El. ME. Piątek tłumaczy się ze zmarnowanej okazji. "Gdybym tylko trafił w bramkę, na pewno byłby gol"

Krzysztof Piątek zdobył zwycięska bramkę w meczu Polski z Austrią w el. ME. Po spotkaniu napastnik przed kamerami telewizyjnymi ocenił swój występ.
Piątek pojawił się na boisku w drugiej połowie spotkania i od razu pokazał, jak wiele znaczy dla polskiego zespołu.
- Chciałem zagrać od pierwszej minuty, ale rozpocząłem mecz na ławce. Dlatego byłem odpowiednio zmotywowany, wchodząc na boisko. Cieszę się, że mogłem pomóc drużynie, bo to ona jest najważniejsza - oznajmił.

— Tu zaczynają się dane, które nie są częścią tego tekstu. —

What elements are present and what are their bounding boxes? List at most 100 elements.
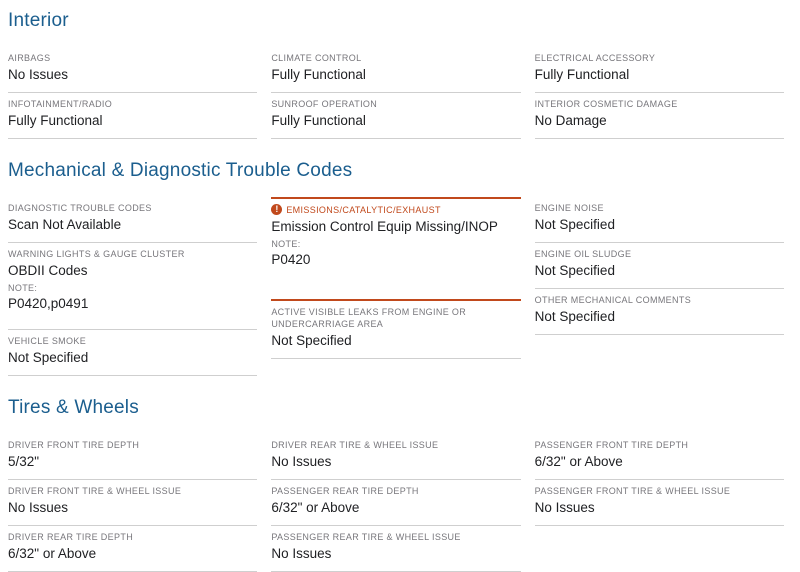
field-value: No Damage [534,113,607,128]
field-driver-rear-tire-depth: DRIVER REAR TIRE DEPTH 6/32" or Above [8,526,258,572]
field-value: No Issues [534,500,595,515]
field-label-row: INFOTAINMENT/RADIO [8,98,257,110]
field-sunroof-operation: SUNROOF OPERATION Fully Functional [271,93,521,139]
field-label: INFOTAINMENT/RADIO [8,99,113,109]
field-label-row: ELECTRICAL ACCESSORY [535,52,784,64]
field-value: Not Specified [534,263,615,278]
field-note-label: NOTE: [8,283,38,293]
warning-icon: ! [271,204,283,215]
field-value: No Issues [8,67,69,82]
field-value: Not Specified [271,333,352,348]
field-value: Not Specified [534,309,615,324]
field-vehicle-smoke: VEHICLE SMOKE Not Specified [8,330,258,376]
field-note-value: P0420,p0491 [8,296,89,311]
section-column: AIRBAGS No Issues INFOTAINMENT/RADIO Ful… [8,47,258,139]
field-label: DRIVER REAR TIRE & WHEEL ISSUE [271,440,439,450]
field-value: 6/32" or Above [271,500,360,515]
field-electrical-accessory: ELECTRICAL ACCESSORY Fully Functional [534,47,784,93]
field-passenger-rear-tire-wheel-issue: PASSENGER REAR TIRE & WHEEL ISSUE No Iss… [271,526,521,572]
field-label-row: PASSENGER REAR TIRE & WHEEL ISSUE [271,531,520,543]
section-title: Tires & Wheels [8,397,139,418]
section-column: PASSENGER FRONT TIRE DEPTH 6/32" or Abov… [534,434,784,526]
field-driver-front-tire-wheel-issue: DRIVER FRONT TIRE & WHEEL ISSUE No Issue… [8,480,258,526]
field-label-row: VEHICLE SMOKE [8,335,257,347]
field-other-mechanical-comments: OTHER MECHANICAL COMMENTS Not Specified [534,289,784,335]
field-label-row: ENGINE OIL SLUDGE [535,248,784,260]
field-label-row: CLIMATE CONTROL [271,52,520,64]
field-value: Scan Not Available [8,217,122,232]
field-climate-control: CLIMATE CONTROL Fully Functional [271,47,521,93]
field-passenger-rear-tire-depth: PASSENGER REAR TIRE DEPTH 6/32" or Above [271,480,521,526]
field-diagnostic-trouble-codes: DIAGNOSTIC TROUBLE CODES Scan Not Availa… [8,197,258,243]
section-interior: Interior AIRBAGS No Issues INFOTAINMENT/… [8,10,784,139]
field-label: PASSENGER FRONT TIRE & WHEEL ISSUE [534,486,731,496]
field-label: INTERIOR COSMETIC DAMAGE [534,99,678,109]
field-label-row: DIAGNOSTIC TROUBLE CODES [8,202,257,214]
field-value: No Issues [271,546,332,561]
field-label: PASSENGER REAR TIRE & WHEEL ISSUE [271,532,461,542]
field-infotainment-radio: INFOTAINMENT/RADIO Fully Functional [8,93,258,139]
section-tires-wheels: Tires & Wheels DRIVER FRONT TIRE DEPTH 5… [8,397,784,572]
field-label-row: PASSENGER FRONT TIRE DEPTH [535,439,784,451]
field-label-row: DRIVER REAR TIRE DEPTH [8,531,257,543]
field-label: ACTIVE VISIBLE LEAKS FROM ENGINE OR UNDE… [271,307,467,329]
field-driver-rear-tire-wheel-issue: DRIVER REAR TIRE & WHEEL ISSUE No Issues [271,434,521,480]
field-driver-front-tire-depth: DRIVER FRONT TIRE DEPTH 5/32" [8,434,258,480]
section-column: CLIMATE CONTROL Fully Functional SUNROOF… [271,47,521,139]
field-label: ELECTRICAL ACCESSORY [534,53,656,63]
field-note-label: NOTE: [271,239,301,249]
field-engine-noise: ENGINE NOISE Not Specified [534,197,784,243]
field-label-row: PASSENGER FRONT TIRE & WHEEL ISSUE [535,485,784,497]
section-mechanical-diagnostic-trouble-codes: Mechanical & Diagnostic Trouble Codes DI… [8,160,784,376]
section-grid: DIAGNOSTIC TROUBLE CODES Scan Not Availa… [8,197,784,376]
field-interior-cosmetic-damage: INTERIOR COSMETIC DAMAGE No Damage [534,93,784,139]
field-label-row: DRIVER REAR TIRE & WHEEL ISSUE [271,439,520,451]
field-value: Not Specified [534,217,615,232]
field-value: Fully Functional [271,113,366,128]
field-label-row: WARNING LIGHTS & GAUGE CLUSTER [8,248,257,260]
field-label: WARNING LIGHTS & GAUGE CLUSTER [8,249,185,259]
section-column: ELECTRICAL ACCESSORY Fully Functional IN… [534,47,784,139]
section-column: DIAGNOSTIC TROUBLE CODES Scan Not Availa… [8,197,258,376]
field-label-row: ACTIVE VISIBLE LEAKS FROM ENGINE OR UNDE… [271,306,520,330]
field-passenger-front-tire-wheel-issue: PASSENGER FRONT TIRE & WHEEL ISSUE No Is… [534,480,784,526]
field-label: PASSENGER REAR TIRE DEPTH [271,486,419,496]
field-label: DIAGNOSTIC TROUBLE CODES [8,203,152,213]
field-value: No Issues [271,454,332,469]
field-airbags: AIRBAGS No Issues [8,47,258,93]
field-label: EMISSIONS/CATALYTIC/EXHAUST [286,205,441,215]
field-value: Emission Control Equip Missing/INOP [271,219,498,234]
field-label: DRIVER FRONT TIRE DEPTH [8,440,140,450]
section-title: Interior [8,10,69,31]
field-value: OBDII Codes [8,263,88,278]
field-label: ENGINE NOISE [534,203,604,213]
field-active-visible-leaks-from-engine-or-undercarriage-area: ACTIVE VISIBLE LEAKS FROM ENGINE OR UNDE… [271,301,521,359]
field-value: Fully Functional [271,67,366,82]
field-label: DRIVER FRONT TIRE & WHEEL ISSUE [8,486,182,496]
field-warning-lights-gauge-cluster: WARNING LIGHTS & GAUGE CLUSTER OBDII Cod… [8,243,258,330]
field-label-row: ENGINE NOISE [535,202,784,214]
section-grid: AIRBAGS No Issues INFOTAINMENT/RADIO Ful… [8,47,784,139]
section-column: DRIVER FRONT TIRE DEPTH 5/32" DRIVER FRO… [8,434,258,572]
field-value: 6/32" or Above [8,546,97,561]
field-value: Fully Functional [8,113,103,128]
field-value: 6/32" or Above [534,454,623,469]
field-label-row: ! EMISSIONS/CATALYTIC/EXHAUST [271,204,520,216]
field-label: ENGINE OIL SLUDGE [534,249,632,259]
field-label-row: INTERIOR COSMETIC DAMAGE [535,98,784,110]
field-label: CLIMATE CONTROL [271,53,362,63]
field-label-row: DRIVER FRONT TIRE & WHEEL ISSUE [8,485,257,497]
field-engine-oil-sludge: ENGINE OIL SLUDGE Not Specified [534,243,784,289]
field-value: 5/32" [8,454,40,469]
field-value: No Issues [8,500,69,515]
field-label-row: DRIVER FRONT TIRE DEPTH [8,439,257,451]
section-column: ENGINE NOISE Not Specified ENGINE OIL SL… [534,197,784,335]
field-value: Fully Functional [534,67,630,82]
section-grid: DRIVER FRONT TIRE DEPTH 5/32" DRIVER FRO… [8,434,784,572]
section-column: ! EMISSIONS/CATALYTIC/EXHAUST Emission C… [271,197,521,359]
field-label-row: AIRBAGS [8,52,257,64]
field-label-row: SUNROOF OPERATION [271,98,520,110]
field-label: SUNROOF OPERATION [271,99,378,109]
field-passenger-front-tire-depth: PASSENGER FRONT TIRE DEPTH 6/32" or Abov… [534,434,784,480]
field-label-row: PASSENGER REAR TIRE DEPTH [271,485,520,497]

Piątek opowiedział jak z jego perspektywy wyglądała sytuacja, po której padł gol dla Polski.
- Wiedziałem, że Tomek Kędziora będzie strzelał wzdłuż bramki, więc chciałem ją przeciąć, liczyłem, że może by we mnie trafiła. Strzelił w środek, bramkarz odbił nad siebie, stałem tam gdzie stałem, dobiłem tylko piłkę i to się liczy - dodał.
Reprezentant Polski mógł wbić Austriakom dwie bramki, ale nie wykorzystał znakomitej okazji po podaniu Lewandowskiego.
- Byłem przekonany, że jestem na środku bramki i chciałem strzelić do boku. Nie wiedziałem, że jednak jestem trochę z boku i po prostu przestrzeliłem. Zrobiłem wszystko dobrze, powinienem tylko strzelić w bramkę. Szkoda, bo gdybym tylko trafił w bramkę, na pewno byłby gol. Będę analizował tę sytuację. Dążymy do perfekcji, chcemy eliminować błędy i mam nadzieję, że jeśli w następnym meczu będę miał dwie sytuacje, to wykorzystam obydwie - podkreślił.
Napastnik już myśli o kolejnym starciu reprezentacji Polski. W niedzielę w Warszawie zmierzymy się z Łotwą.
- W niedzielę gramy o kolejne trzy punkty i mam nadzieję, że też wygramy. Czasu na regenerację jest bardzo mało, ale zrobimy wszystko, aby być optymalnie przygotowani do meczu z Łotwą. To dopiero początek drogi. Dzięki ciężkiej pracy możemy jednak zrealizować nasz cel - zakończył.